Richard Stevens, III

Richard Stevens, III

FORTH WORTH, Tex. (BNc) by Richard Stevens, III —  A man looking for denominational information accidently called me while I was at the church office Thursday, Mar. 28. Realizing the mistake, he apologized, and was about to hang up when I introduced myself and inquired into the reason for his search.

After an exchange of names, he said he wanted to know more about the Bible and asked if I knew of a seminary school in which he could attend and learn. Politely, I questioned if he was ready for that by asking, “What would you tell someone about saving their soul?” He responded, “Believe the Bible and go to church.”

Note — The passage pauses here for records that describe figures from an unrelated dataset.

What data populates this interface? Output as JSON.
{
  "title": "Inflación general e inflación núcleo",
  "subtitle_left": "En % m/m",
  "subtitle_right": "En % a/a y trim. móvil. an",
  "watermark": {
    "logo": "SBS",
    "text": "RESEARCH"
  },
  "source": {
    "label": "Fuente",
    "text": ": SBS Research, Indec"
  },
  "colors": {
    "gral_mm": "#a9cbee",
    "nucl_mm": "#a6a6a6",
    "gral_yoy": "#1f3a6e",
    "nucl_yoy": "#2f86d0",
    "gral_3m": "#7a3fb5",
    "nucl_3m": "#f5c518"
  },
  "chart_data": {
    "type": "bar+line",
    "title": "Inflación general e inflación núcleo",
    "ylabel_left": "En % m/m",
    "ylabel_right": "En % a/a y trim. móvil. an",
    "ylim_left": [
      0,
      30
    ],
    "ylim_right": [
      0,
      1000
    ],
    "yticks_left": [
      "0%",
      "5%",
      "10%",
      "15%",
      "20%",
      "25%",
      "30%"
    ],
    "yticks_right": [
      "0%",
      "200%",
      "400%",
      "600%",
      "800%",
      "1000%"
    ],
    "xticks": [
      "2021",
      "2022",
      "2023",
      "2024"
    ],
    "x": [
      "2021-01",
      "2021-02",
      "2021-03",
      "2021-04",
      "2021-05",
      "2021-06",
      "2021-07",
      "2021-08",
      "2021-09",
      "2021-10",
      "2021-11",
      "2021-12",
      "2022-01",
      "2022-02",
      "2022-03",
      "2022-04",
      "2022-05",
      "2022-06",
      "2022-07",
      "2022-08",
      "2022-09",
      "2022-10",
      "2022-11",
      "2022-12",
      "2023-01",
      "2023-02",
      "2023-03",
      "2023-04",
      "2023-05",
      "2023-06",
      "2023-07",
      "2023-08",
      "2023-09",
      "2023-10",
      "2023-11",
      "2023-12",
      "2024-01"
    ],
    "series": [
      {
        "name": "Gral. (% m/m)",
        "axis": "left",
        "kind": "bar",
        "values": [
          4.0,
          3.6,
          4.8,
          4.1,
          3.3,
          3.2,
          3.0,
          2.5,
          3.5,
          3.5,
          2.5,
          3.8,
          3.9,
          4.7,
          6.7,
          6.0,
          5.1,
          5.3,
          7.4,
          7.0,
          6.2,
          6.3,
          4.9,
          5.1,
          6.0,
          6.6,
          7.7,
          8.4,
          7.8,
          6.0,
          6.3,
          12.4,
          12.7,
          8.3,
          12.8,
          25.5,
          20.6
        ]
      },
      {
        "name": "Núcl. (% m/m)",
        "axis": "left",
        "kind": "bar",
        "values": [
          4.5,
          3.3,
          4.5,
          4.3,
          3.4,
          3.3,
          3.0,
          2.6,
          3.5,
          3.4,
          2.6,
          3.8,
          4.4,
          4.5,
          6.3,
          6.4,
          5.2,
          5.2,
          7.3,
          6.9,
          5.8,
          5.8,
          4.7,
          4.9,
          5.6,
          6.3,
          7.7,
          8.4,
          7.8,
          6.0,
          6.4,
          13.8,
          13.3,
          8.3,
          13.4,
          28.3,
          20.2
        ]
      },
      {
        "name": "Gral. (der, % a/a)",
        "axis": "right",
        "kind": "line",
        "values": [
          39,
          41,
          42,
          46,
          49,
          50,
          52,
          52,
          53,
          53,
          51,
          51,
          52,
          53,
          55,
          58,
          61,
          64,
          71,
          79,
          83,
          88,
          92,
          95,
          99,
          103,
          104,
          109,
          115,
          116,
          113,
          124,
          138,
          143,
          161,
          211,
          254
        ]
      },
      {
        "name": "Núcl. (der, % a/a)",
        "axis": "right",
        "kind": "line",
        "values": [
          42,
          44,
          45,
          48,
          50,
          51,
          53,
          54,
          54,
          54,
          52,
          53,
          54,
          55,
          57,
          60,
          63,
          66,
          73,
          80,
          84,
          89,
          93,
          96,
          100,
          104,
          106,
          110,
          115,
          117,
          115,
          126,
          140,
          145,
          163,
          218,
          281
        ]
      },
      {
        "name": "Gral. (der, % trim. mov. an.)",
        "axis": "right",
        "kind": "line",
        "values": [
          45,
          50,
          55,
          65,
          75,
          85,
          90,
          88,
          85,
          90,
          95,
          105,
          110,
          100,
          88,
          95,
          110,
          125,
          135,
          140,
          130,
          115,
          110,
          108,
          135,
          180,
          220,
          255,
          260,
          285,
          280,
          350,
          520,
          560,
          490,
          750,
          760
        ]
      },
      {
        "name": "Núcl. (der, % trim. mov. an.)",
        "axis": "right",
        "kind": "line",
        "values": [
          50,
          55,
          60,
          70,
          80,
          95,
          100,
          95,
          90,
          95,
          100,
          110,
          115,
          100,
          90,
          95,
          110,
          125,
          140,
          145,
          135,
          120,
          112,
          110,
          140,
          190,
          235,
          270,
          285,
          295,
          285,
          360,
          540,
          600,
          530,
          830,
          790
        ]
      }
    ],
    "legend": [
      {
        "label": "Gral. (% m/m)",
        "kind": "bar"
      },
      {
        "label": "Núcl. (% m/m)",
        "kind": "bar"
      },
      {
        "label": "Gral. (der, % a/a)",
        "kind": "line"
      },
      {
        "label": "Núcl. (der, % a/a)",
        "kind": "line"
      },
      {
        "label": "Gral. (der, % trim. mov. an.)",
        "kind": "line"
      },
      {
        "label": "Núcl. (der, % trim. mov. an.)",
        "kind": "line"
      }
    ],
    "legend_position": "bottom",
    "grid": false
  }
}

I then took the opportunity to discuss water baptism (John 3:5, 22-23; Acts 8:35-39; 10:47-48; 22:16; Heb. 10:22; etc.), eternal salvation (Ro. 1:16-17; 6:17-18,23; 2 Ti. 1:9-10; 2:10; etc.), and the one church of the New Testament (Mat. 16:18; Acts 20:28; Eph. 5:22-33), over the phone.

As we began, the man put me on hold so he could retrieve his Bible (commendable; Mat. 4:4). We talked for a while, both of us sharing our convictions, and then I invited him to personally study the Bible with me on Sunday morning. He accepted and said he would also bring his wife.

The following Sunday morning at 8:30 am, the man and his wife met me at the building and we studied together as he had promised (commitment; Mat. 5:6). That morning the two came bearing one old Bible with missing pages which they shared between them. I gave them another and we initiated the study with prayer.

After studying and discussing what the New Testament teaches about water baptism, I asked them if they believed baptism was necessary in securing eternal salvation. They looked at one another, then at me, and both said yes, while nodding their heads in agreement (conviction; Mat. 7:21). This was real progress, since they both entered the study believing that one could be saved without being baptized. Or, in other words, they did not believe that baptism was for the forgiveness of sins (Acts 2:38; 22:16). Now they did.

Our study ended that morning on the subject of the differences between denominational baptisms and the one baptism of biblical Christianity (Eph. 4:5), since they had both been denominationally baptized before. After looking at Acts 19:1-5, we concluded with a final thought and question for our future study, “Is it possible for one to be taught wrong and baptized right?” We then dismissed with prayer, shook hands, and hugged.

The wonderful couple also stayed for the worship service. They, along with our other visitors, were acknowledged at the end of our services. They smiled and said how happy they were to be with us. Before leaving, they told us how much they enjoyed the study, our services, our friendliness, and vowed to continue coming and studying the Bible with us.

I guess this was one time when a wrong number was actually the right one. Because a connection with Bible truth is never wrong. “And ye shall know the truth, and the truth shall make you free” (John 8:32; cf. Eph. 4:21).

Please say a prayer for them and for us.

Richard preaches with the Beckley Heights congregation in Dallas, Tex.